Diurnal hepatic CYP3A11 contributes to chronotoxicity of the pyrrolizidine alkaloid retrorsine in mice
Published in Xenobiotica, 2021
Li Guo, Li Zhang, Haiman Xu, Pei Yu, Zhigang Wang, Danyi Lu, Min Chen, Baojian Wu
Pyrrolizidine alkaloids are a class of naturally occurring phytotoxins distributed in thousands of plants [e.g. Senecio, Ligularia, Eupatorium (Asteraceae), Crotalaria (Fabaceae), Heliotropium, and Cynoglossum (Boraginaceae) species] (Roeder 2000). Human and livestock poisoning events for pyrrolizidine alkaloid-containing plants have been reported in many countries such as Russia, Indian, Afghanistan, Jamaican, South African, Australia and America (Fu et al. 2004; Liu et al. 2010; Liang et al. 2011). Pyrrolizidine alkaloids cause toxicities to various tissues and organs including the liver, brain, lung and embryo (Tu et al. 1988; Buhler et al. 1991; Taylor et al. 1997; Roeder 2000; Fu et al. 2004).
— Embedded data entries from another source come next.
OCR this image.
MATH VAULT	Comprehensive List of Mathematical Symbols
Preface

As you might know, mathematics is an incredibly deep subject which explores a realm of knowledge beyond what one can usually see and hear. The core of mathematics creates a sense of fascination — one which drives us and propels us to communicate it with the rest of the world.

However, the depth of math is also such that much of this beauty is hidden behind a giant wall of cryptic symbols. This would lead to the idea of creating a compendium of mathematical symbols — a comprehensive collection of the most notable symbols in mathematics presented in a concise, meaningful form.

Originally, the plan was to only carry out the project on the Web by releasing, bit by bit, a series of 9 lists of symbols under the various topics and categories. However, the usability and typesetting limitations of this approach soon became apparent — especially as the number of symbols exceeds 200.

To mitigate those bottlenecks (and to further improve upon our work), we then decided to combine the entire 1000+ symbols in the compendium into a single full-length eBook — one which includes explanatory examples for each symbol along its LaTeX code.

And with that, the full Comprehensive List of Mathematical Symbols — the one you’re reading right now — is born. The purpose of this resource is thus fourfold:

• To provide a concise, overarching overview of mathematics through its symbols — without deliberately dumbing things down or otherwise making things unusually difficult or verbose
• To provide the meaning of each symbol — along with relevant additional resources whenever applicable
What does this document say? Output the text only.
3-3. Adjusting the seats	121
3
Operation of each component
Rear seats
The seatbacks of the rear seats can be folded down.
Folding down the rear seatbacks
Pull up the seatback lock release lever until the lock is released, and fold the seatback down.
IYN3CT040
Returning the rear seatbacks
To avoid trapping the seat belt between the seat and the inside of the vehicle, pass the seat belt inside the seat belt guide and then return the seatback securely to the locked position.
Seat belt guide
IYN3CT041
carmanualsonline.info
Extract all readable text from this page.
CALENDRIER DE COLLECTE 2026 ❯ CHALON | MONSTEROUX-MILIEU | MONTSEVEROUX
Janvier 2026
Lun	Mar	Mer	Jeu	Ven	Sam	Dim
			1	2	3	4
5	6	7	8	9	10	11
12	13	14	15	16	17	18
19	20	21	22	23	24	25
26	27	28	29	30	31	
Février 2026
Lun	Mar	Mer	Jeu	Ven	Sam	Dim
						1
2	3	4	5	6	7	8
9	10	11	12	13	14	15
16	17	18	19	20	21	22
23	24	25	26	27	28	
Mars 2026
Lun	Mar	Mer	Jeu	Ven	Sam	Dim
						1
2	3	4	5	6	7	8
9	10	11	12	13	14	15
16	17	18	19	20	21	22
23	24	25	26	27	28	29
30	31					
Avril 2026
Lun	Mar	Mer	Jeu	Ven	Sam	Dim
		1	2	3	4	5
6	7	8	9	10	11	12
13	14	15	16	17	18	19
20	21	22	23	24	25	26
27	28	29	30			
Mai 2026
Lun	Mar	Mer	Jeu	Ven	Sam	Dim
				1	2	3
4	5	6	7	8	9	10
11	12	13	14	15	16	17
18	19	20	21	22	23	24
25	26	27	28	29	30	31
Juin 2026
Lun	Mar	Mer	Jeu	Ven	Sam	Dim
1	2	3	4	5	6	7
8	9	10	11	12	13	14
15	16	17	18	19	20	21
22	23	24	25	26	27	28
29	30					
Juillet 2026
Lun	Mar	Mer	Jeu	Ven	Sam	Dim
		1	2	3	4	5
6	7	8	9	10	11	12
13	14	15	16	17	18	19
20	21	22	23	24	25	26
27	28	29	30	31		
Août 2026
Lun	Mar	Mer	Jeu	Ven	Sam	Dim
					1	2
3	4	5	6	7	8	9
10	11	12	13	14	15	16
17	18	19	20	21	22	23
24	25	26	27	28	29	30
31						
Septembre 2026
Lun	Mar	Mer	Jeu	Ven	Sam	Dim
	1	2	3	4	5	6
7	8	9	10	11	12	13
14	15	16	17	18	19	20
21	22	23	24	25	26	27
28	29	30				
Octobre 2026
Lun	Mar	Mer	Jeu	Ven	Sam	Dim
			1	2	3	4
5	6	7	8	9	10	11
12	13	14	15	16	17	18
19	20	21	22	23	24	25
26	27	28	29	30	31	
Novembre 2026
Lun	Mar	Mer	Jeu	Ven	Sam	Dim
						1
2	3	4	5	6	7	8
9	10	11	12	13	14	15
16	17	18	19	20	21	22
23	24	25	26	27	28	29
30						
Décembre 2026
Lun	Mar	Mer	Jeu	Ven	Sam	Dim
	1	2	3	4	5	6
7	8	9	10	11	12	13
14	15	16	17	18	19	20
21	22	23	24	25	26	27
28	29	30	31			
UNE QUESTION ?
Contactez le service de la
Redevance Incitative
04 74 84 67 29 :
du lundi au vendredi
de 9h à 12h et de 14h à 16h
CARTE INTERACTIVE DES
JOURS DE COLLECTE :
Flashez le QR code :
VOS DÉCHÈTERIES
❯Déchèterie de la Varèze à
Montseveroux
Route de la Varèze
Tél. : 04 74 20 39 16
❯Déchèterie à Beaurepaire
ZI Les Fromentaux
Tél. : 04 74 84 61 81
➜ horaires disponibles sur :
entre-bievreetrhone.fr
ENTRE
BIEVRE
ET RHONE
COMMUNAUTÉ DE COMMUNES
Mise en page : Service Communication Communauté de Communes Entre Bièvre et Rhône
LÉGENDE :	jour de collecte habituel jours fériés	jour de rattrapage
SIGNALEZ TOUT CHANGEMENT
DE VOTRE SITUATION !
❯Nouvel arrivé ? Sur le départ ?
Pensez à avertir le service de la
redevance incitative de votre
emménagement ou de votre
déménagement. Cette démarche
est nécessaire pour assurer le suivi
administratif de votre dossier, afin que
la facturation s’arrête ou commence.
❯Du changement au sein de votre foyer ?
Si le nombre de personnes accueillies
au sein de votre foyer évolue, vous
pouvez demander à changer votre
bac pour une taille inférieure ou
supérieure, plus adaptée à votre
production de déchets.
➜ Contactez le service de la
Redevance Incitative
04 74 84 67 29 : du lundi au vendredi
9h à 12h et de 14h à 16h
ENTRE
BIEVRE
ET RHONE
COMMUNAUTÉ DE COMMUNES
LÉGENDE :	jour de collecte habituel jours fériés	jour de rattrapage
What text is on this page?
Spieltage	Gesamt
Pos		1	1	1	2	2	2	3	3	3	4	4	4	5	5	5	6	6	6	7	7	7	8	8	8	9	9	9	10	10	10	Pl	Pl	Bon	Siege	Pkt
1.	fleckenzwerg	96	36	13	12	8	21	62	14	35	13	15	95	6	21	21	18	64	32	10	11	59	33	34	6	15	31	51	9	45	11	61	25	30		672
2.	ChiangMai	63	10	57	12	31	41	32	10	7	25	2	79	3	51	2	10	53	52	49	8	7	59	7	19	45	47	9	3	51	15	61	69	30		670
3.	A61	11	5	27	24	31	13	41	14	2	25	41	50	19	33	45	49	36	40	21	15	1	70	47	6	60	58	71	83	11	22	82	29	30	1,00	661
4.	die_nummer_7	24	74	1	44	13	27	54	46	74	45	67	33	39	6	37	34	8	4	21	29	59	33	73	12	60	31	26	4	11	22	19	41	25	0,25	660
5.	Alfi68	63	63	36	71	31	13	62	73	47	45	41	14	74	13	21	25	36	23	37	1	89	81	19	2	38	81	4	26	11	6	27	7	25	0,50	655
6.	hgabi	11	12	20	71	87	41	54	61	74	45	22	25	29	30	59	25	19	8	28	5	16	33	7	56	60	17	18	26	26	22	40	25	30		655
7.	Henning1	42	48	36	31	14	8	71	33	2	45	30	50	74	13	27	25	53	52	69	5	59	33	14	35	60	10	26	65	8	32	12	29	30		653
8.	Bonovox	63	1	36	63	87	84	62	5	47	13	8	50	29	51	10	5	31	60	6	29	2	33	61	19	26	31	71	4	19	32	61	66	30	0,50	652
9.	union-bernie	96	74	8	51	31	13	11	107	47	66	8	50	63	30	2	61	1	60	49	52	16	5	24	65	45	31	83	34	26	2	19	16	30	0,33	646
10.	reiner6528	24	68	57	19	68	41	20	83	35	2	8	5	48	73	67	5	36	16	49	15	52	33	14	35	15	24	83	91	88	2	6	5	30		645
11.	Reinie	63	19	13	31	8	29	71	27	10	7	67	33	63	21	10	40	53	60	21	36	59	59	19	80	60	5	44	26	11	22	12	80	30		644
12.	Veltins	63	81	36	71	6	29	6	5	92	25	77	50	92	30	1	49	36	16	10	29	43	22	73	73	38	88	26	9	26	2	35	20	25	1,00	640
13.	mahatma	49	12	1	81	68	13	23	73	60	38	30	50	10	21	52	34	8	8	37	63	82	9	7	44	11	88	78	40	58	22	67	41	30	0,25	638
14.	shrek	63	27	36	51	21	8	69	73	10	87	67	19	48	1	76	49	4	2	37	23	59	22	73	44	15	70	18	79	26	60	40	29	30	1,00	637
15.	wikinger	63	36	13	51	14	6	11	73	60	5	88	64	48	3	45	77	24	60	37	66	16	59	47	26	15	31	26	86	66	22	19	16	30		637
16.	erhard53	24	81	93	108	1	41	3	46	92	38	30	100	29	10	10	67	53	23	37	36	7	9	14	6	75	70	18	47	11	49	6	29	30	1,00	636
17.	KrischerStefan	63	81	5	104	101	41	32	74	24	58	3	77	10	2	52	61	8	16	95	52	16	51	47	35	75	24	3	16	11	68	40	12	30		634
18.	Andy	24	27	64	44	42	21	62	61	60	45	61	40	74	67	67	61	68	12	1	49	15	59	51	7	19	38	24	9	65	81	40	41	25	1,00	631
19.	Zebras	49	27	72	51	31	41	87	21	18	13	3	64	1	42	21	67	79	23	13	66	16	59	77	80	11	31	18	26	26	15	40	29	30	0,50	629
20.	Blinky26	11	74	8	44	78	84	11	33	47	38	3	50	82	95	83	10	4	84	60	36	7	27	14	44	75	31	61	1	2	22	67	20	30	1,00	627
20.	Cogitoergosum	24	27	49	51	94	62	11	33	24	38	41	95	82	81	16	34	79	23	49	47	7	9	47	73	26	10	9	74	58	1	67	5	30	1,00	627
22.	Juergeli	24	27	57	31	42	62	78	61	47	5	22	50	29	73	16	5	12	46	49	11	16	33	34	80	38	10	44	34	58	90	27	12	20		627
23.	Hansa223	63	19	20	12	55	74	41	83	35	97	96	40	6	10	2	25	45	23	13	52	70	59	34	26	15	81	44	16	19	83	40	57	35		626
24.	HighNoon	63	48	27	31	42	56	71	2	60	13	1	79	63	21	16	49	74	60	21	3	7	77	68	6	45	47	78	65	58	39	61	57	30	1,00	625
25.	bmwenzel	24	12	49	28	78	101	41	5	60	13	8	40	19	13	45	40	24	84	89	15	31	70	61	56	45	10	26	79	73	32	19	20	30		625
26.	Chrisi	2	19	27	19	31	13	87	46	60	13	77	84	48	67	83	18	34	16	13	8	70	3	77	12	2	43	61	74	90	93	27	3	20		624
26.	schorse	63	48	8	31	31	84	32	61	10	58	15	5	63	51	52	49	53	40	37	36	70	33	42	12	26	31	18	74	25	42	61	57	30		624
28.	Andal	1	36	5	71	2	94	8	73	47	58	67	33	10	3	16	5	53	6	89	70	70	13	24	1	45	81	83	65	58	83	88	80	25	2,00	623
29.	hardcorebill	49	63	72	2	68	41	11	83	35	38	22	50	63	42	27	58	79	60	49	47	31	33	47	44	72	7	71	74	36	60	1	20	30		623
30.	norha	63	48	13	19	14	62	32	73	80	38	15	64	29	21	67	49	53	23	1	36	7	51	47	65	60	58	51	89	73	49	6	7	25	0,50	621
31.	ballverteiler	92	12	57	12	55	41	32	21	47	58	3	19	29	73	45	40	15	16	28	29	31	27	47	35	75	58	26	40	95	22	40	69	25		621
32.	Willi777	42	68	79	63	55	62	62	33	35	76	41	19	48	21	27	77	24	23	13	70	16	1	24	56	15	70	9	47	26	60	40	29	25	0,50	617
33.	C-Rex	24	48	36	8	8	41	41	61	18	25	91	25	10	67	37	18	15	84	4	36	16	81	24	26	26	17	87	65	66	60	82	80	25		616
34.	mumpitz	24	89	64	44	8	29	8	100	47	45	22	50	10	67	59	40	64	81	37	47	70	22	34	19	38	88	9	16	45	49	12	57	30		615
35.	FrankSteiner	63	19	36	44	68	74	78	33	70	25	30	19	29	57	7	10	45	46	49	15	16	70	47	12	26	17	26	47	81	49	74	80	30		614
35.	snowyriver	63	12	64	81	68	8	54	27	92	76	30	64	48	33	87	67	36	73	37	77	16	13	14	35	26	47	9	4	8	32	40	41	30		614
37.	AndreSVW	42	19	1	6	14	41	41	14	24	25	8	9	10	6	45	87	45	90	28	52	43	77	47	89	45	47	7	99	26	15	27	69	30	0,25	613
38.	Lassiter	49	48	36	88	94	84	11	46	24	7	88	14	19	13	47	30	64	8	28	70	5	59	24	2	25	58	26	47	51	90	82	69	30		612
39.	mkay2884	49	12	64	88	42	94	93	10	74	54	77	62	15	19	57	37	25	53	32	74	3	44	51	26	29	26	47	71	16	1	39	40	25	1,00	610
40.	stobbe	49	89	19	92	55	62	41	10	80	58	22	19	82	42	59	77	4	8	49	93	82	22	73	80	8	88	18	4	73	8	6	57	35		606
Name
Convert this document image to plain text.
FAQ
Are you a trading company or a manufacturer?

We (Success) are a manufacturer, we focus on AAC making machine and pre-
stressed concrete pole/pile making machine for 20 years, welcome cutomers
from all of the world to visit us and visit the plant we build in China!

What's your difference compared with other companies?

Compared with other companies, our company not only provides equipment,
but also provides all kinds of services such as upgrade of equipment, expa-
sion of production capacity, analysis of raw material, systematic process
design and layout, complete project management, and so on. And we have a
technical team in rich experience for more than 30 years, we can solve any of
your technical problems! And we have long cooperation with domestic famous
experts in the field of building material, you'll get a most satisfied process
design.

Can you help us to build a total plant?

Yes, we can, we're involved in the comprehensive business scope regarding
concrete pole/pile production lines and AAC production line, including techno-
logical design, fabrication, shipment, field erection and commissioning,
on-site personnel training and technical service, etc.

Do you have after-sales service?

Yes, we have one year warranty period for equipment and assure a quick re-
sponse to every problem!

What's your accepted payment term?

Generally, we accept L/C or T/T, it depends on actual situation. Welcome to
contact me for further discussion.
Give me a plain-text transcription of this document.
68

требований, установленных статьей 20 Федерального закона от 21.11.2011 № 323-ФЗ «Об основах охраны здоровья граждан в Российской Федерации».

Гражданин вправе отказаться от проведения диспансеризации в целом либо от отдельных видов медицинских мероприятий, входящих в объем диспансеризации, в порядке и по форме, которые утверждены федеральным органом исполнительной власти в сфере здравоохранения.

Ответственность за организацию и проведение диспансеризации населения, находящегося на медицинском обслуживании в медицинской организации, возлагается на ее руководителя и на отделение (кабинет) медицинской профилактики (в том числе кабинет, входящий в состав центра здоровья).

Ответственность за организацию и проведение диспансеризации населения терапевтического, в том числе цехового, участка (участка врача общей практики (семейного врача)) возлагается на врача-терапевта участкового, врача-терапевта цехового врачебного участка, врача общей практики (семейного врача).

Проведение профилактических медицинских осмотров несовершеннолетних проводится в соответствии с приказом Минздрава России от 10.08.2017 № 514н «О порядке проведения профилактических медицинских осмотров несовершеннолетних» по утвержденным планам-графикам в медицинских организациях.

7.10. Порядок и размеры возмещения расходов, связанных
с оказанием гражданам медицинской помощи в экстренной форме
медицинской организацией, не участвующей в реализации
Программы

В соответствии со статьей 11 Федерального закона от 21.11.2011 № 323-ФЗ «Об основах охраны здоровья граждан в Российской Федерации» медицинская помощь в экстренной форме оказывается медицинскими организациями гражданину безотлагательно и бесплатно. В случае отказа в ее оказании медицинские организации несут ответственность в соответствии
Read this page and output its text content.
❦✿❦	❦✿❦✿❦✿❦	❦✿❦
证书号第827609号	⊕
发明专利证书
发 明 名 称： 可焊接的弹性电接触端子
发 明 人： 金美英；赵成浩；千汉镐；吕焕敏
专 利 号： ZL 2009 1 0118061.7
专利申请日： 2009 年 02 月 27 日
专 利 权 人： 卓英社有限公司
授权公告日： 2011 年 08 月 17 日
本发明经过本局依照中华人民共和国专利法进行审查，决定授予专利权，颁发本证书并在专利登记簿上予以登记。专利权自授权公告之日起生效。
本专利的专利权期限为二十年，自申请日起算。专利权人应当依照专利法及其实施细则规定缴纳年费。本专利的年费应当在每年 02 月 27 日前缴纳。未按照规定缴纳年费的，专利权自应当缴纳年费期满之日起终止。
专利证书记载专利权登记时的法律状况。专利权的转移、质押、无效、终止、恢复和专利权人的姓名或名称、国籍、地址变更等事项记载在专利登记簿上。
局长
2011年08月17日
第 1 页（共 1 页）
There are mainly two types of toxic pyrrolizidine alkaloids, namely, retronecine-type and otonecine-type. Retrorsine (RTS) is one of the most hepatotoxic retronecine-type alkaloids and is found mainly in Senecio genus (Buhler et al. 1991; Fu et al. 2004). RTS is a 12-membered macrocyclic diester alkaloid with an α, β-unsaturated double bond linked to the ester group at the C-7 position of the necine base (see Figure 1 for chemical structure) (Dai et al. 2010). Therefore, new strategies (i.e. the chronotherapeutic approach) are needed to reduce the toxicity of pyrrolizidine alkaloids (e.g. RTS).